M-barrassment of riches: BMW whip covers off M1000XR hyper tourer

BMW have released the full spec and details of their M1000XR hyper tourer and it’s every bit as bonkers as we expected. The new bike will get a headline-grabbing 198bhp (201hp) version of the Shiftcam engine normally fitted in an S1000RR superbike

BMW say peak torque of 83.3lb.ft will arrive at 11,000rpm before the engine spins on to a heady 14,600rpm redline. And just to make sure all this power and torque translates into thrust, the bike gets a 47-tooth rear sprocket (a trick also employed on the M1000R naked). 

All this means the M1000XR has a claimed 0-62mph time of just over 3 seconds and a top speed of over 170mph! 

2024 BMW M1000XR on paddock stand

While the engine may be the M1000XR’s main party piece, there are plenty of other tweaks and upgrades over the standard S1000XR including downforce-inducing aero, electronically controlled Dynamic Damping Control suspension (now with spring rate adjustment) and powerful M brake calipers biting 320mm twin discs (265mm single rear). 

Those aero wings are far more subtle than they are on the other M models in the line-up as they are tucked away in the side panels but BMW claim they produce 12kg of downforce at 136mph. 

Being a tall adventure-style motorbike, the M-XR isn’t exactly a featherweight and BMW claim 223kg in standard trim, although if you add the M competition pack (as seen on the M1000R) this slims it down with carbon wheels among other upgrades that save a total of 3kg. 

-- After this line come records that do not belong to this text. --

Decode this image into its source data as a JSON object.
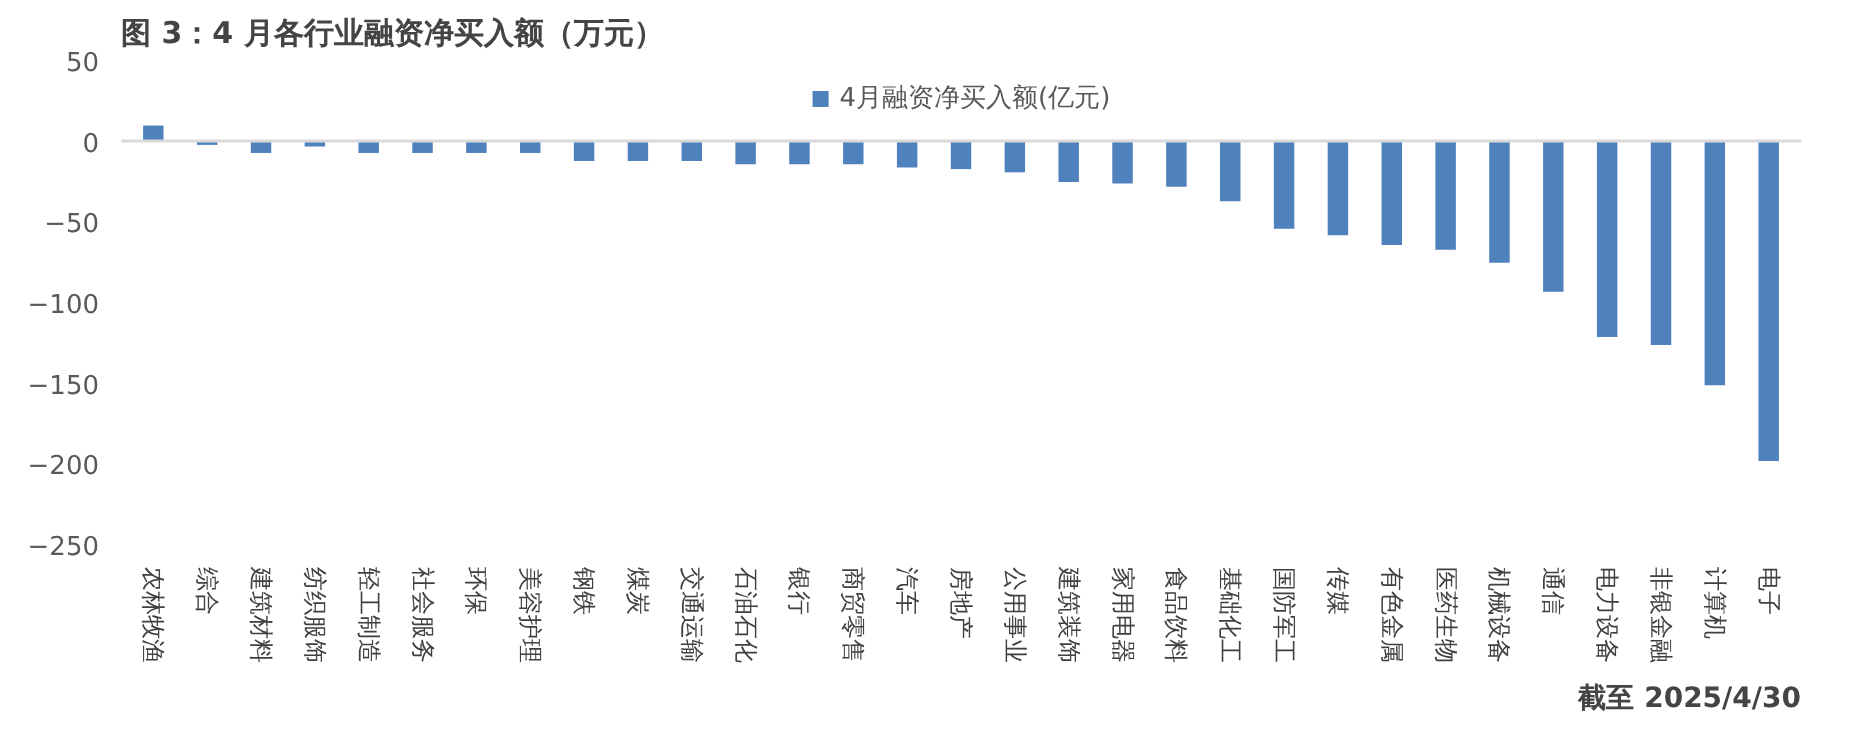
{
  "chart_data": {
    "type": "bar",
    "title": "图 3：4 月各行业融资净买入额（万元）",
    "categories": [
      "农林牧渔",
      "综合",
      "建筑材料",
      "纺织服饰",
      "轻工制造",
      "社会服务",
      "环保",
      "美容护理",
      "钢铁",
      "煤炭",
      "交通运输",
      "石油石化",
      "银行",
      "商贸零售",
      "汽车",
      "房地产",
      "公用事业",
      "建筑装饰",
      "家用电器",
      "食品饮料",
      "基础化工",
      "国防军工",
      "传媒",
      "有色金属",
      "医药生物",
      "机械设备",
      "通信",
      "电力设备",
      "非银金融",
      "计算机",
      "电子"
    ],
    "series": [
      {
        "name": "4月融资净买入额(亿元)",
        "color": "#4f81bd",
        "values": [
          10,
          -2,
          -7,
          -3,
          -7,
          -7,
          -7,
          -7,
          -12,
          -12,
          -12,
          -14,
          -14,
          -14,
          -16,
          -17,
          -19,
          -25,
          -26,
          -28,
          -37,
          -54,
          -58,
          -64,
          -67,
          -75,
          -93,
          -121,
          -126,
          -151,
          -198
        ]
      }
    ],
    "ylim": [
      -250,
      50
    ],
    "yticks": [
      -250,
      -200,
      -150,
      -100,
      -50,
      0,
      50
    ],
    "legend": "top",
    "annotations": [
      "截至 2025/4/30"
    ]
  }
}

As you’d expect, the M1000XR comes with every electronic gizmo in BMW’s arsenal. You get riding modes that change the suspension and engine settings, shift assist pro, hill hold function, ABS pro and an adjustable steering damper. You even get a pit lane limiter, launch control and braking slide control. 

All of this tech and power comes at a price, but not as much as you might imagine as the BMW M1000XR starts from £22,580. That’s £5790 more than the new base model S1000XR, but it’s a massive £9415 cheaper than the freshly unveiled Ducati Multistrada V4 RS, which will be the M’s most obvious competitor.